The first manuscript 'Modern Degeneracy' is in a bound ledger. The title page carries the dedication 'to EBCJ' [Emily Beatrix Coursolles Jones (Topsy)]. The manuscript finishes about half way through the ledger, and is paginated 1-70. The following page has two loose sheets [of the story] originally clipped to the page and a further dedication 'To EBCJ as far as it is finished and as far as it is unfinished from Romer Wilson'. It is dated 'Monday 7.pm.' and a pencil addition has been made 'July 26th 1915'. The manuscript appears to be unpublished and is described in the donor's notes as a lesbian love story.

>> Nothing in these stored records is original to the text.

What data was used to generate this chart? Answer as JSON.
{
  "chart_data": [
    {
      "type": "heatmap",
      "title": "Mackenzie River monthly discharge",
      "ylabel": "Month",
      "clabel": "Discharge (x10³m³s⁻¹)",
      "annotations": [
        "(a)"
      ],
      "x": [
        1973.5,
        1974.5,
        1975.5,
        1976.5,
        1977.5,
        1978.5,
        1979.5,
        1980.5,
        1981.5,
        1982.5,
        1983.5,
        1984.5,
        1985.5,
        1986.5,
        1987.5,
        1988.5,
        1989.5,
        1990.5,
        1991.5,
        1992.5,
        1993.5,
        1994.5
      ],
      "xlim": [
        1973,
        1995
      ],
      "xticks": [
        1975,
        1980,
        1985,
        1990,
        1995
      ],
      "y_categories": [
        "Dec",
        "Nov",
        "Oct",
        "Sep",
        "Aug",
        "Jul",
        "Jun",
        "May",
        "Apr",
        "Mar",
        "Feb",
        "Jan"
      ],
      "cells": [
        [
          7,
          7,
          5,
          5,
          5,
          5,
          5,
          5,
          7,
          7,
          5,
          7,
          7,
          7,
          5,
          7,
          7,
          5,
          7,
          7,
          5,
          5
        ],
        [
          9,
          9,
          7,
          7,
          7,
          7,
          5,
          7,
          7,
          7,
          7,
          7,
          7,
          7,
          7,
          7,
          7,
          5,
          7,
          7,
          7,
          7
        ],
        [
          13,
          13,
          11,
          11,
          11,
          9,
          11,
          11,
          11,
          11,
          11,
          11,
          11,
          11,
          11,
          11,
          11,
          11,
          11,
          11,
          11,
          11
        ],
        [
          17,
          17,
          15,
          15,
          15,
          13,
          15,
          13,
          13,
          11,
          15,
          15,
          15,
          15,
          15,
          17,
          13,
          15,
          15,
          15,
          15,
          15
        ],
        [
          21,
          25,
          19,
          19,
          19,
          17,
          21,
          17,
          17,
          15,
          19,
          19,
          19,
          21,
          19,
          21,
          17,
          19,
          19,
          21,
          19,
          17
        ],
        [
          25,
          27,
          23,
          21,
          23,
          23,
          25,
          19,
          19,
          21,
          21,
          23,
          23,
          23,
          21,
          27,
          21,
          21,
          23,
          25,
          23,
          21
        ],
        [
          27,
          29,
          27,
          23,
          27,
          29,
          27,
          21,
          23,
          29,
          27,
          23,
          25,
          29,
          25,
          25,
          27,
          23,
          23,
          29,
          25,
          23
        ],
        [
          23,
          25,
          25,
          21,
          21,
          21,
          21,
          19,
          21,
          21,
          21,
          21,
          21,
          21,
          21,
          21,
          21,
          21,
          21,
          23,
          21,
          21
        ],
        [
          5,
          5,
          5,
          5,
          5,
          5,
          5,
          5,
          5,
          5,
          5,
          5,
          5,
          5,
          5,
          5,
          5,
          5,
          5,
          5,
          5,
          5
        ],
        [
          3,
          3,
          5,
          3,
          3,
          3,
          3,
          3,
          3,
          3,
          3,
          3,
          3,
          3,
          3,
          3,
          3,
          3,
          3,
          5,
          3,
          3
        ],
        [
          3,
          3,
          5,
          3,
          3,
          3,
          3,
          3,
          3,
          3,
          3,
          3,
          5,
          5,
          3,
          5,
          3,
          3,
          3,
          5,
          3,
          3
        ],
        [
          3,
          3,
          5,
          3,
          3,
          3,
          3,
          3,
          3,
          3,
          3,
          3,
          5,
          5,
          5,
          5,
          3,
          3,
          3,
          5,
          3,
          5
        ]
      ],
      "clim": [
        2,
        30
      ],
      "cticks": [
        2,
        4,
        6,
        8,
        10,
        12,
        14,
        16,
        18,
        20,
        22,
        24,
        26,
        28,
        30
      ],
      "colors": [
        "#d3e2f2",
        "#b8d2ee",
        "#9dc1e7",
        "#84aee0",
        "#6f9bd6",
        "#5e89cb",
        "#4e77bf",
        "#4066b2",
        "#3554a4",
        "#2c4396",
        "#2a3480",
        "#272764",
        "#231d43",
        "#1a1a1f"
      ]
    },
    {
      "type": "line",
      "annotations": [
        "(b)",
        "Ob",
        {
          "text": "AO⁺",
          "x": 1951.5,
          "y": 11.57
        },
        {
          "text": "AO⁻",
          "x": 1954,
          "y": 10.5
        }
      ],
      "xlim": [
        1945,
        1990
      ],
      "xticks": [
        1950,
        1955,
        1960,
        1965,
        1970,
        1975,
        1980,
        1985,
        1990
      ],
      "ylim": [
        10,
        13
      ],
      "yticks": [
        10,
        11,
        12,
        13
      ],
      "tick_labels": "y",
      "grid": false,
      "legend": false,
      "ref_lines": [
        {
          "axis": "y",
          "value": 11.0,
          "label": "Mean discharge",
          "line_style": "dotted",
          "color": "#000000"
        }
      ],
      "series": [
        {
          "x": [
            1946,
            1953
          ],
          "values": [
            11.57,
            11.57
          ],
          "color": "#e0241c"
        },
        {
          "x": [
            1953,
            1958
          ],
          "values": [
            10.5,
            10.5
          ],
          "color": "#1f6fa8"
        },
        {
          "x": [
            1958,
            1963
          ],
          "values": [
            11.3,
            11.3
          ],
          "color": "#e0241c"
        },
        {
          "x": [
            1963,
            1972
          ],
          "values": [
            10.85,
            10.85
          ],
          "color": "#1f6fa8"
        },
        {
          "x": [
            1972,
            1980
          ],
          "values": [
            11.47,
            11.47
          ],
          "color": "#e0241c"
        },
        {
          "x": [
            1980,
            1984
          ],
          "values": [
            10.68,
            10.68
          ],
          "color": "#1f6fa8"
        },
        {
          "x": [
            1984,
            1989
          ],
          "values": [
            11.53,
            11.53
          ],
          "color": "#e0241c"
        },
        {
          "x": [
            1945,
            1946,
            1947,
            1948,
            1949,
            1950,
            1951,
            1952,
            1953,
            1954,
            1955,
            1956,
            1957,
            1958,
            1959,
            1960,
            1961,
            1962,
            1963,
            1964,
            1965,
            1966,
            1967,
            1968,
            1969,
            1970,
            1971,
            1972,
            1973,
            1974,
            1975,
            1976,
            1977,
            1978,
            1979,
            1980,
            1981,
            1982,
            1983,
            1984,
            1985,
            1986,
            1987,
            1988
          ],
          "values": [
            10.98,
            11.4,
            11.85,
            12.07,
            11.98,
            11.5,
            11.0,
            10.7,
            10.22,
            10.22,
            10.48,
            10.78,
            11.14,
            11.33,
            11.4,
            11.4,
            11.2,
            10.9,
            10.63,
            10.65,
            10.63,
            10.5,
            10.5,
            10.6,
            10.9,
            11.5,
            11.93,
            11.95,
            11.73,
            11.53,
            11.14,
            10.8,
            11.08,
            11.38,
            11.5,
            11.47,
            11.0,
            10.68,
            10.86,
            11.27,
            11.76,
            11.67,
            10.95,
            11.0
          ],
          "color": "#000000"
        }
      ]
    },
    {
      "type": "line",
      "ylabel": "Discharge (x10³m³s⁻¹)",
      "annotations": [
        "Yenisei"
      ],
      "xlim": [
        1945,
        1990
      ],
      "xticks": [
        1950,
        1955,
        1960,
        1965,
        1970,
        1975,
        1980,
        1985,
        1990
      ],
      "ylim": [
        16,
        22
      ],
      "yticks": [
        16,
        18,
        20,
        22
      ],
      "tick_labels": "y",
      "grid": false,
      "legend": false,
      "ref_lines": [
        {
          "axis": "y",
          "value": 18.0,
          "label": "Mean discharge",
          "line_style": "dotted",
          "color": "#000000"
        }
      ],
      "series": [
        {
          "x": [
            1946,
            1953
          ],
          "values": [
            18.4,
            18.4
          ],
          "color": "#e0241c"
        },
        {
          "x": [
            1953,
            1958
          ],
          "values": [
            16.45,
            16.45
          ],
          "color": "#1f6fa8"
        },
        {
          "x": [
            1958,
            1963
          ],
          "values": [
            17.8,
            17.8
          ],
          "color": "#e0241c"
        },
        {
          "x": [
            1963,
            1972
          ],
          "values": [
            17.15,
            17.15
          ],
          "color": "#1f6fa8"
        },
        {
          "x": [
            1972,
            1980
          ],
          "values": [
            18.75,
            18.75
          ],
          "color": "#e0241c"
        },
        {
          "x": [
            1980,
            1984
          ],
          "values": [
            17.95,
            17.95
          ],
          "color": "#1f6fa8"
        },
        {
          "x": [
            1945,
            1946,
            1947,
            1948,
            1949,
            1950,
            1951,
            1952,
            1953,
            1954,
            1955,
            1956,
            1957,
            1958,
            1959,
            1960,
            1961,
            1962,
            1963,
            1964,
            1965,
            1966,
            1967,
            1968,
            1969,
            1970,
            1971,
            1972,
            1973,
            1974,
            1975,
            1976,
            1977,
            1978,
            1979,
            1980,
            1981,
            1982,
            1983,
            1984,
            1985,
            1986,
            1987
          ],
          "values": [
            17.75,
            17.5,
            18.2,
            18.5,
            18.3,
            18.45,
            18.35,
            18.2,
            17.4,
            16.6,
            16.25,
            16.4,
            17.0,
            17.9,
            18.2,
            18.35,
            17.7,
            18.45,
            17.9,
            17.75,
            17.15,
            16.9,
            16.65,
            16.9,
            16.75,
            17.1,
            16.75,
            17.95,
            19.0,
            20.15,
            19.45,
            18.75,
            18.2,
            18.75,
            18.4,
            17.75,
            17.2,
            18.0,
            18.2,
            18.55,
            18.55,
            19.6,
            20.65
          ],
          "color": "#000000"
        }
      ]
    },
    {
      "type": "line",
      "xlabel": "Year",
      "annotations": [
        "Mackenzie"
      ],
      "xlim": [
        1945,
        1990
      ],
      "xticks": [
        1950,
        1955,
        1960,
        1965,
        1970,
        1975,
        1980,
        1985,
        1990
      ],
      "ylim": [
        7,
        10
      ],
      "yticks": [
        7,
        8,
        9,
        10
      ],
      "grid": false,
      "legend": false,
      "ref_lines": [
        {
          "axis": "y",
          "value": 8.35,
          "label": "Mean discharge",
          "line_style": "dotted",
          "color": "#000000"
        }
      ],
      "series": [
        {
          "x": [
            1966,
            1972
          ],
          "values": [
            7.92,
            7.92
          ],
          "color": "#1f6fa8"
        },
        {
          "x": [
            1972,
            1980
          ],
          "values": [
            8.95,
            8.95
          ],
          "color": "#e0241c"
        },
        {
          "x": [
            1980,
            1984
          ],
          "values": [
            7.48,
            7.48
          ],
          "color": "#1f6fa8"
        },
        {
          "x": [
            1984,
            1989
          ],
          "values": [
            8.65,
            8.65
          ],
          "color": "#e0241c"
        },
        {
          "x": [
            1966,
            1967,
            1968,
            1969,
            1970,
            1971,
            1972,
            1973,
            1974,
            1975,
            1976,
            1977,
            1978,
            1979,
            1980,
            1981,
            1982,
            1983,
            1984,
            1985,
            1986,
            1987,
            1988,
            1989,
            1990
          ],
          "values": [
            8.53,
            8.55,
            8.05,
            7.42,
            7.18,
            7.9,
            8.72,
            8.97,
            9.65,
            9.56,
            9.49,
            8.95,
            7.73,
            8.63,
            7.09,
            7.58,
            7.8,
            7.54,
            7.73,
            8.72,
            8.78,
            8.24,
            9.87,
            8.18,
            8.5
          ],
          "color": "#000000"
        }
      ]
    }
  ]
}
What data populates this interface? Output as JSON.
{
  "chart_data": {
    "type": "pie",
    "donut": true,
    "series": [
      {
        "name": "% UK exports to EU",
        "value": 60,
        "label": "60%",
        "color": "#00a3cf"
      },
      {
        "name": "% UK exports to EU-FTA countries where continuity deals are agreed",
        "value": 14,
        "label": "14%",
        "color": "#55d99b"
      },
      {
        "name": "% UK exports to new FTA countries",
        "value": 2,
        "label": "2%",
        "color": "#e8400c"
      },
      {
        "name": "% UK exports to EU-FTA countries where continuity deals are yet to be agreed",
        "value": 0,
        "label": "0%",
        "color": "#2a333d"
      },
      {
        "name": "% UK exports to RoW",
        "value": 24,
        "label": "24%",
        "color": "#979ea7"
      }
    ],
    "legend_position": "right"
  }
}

The second manuscript, 'If all the young men' has been removed from its original spring binder which was in poor condition. The inner folder is inscribed with EBC Jones' name and address, the date (23.07.1917) and the dedication 'To DSR from RMW'. Following the title page, there is a drawing 'The Explanation . DSR explains the situation'. The manuscript is unpaginated. The novel was published as 'If all these young men' in 1921. It is this work which is thought by the Coursolles Jones family and their descendents to be about the Cambridge coterie of Petica (Tica) Coursolles Jones, Donald Struan Robertson (her husband), Margaret Gwendolin (Pikey) Coursolles Jones, Margery (Margie) Garrett and Charles Edward Coursolles Jones (her first husband, killed in the First World War) and Edward Dominick Spring Rice (her second husband).
Notes from the donor (October 2006) explain the background and family connections, as well as provenance of the manuscripts.
Donated by Professor Stephen Robertson October 2006. The manuscripts came to him from his father, Charles Martin Robertson, son of Donald Struan.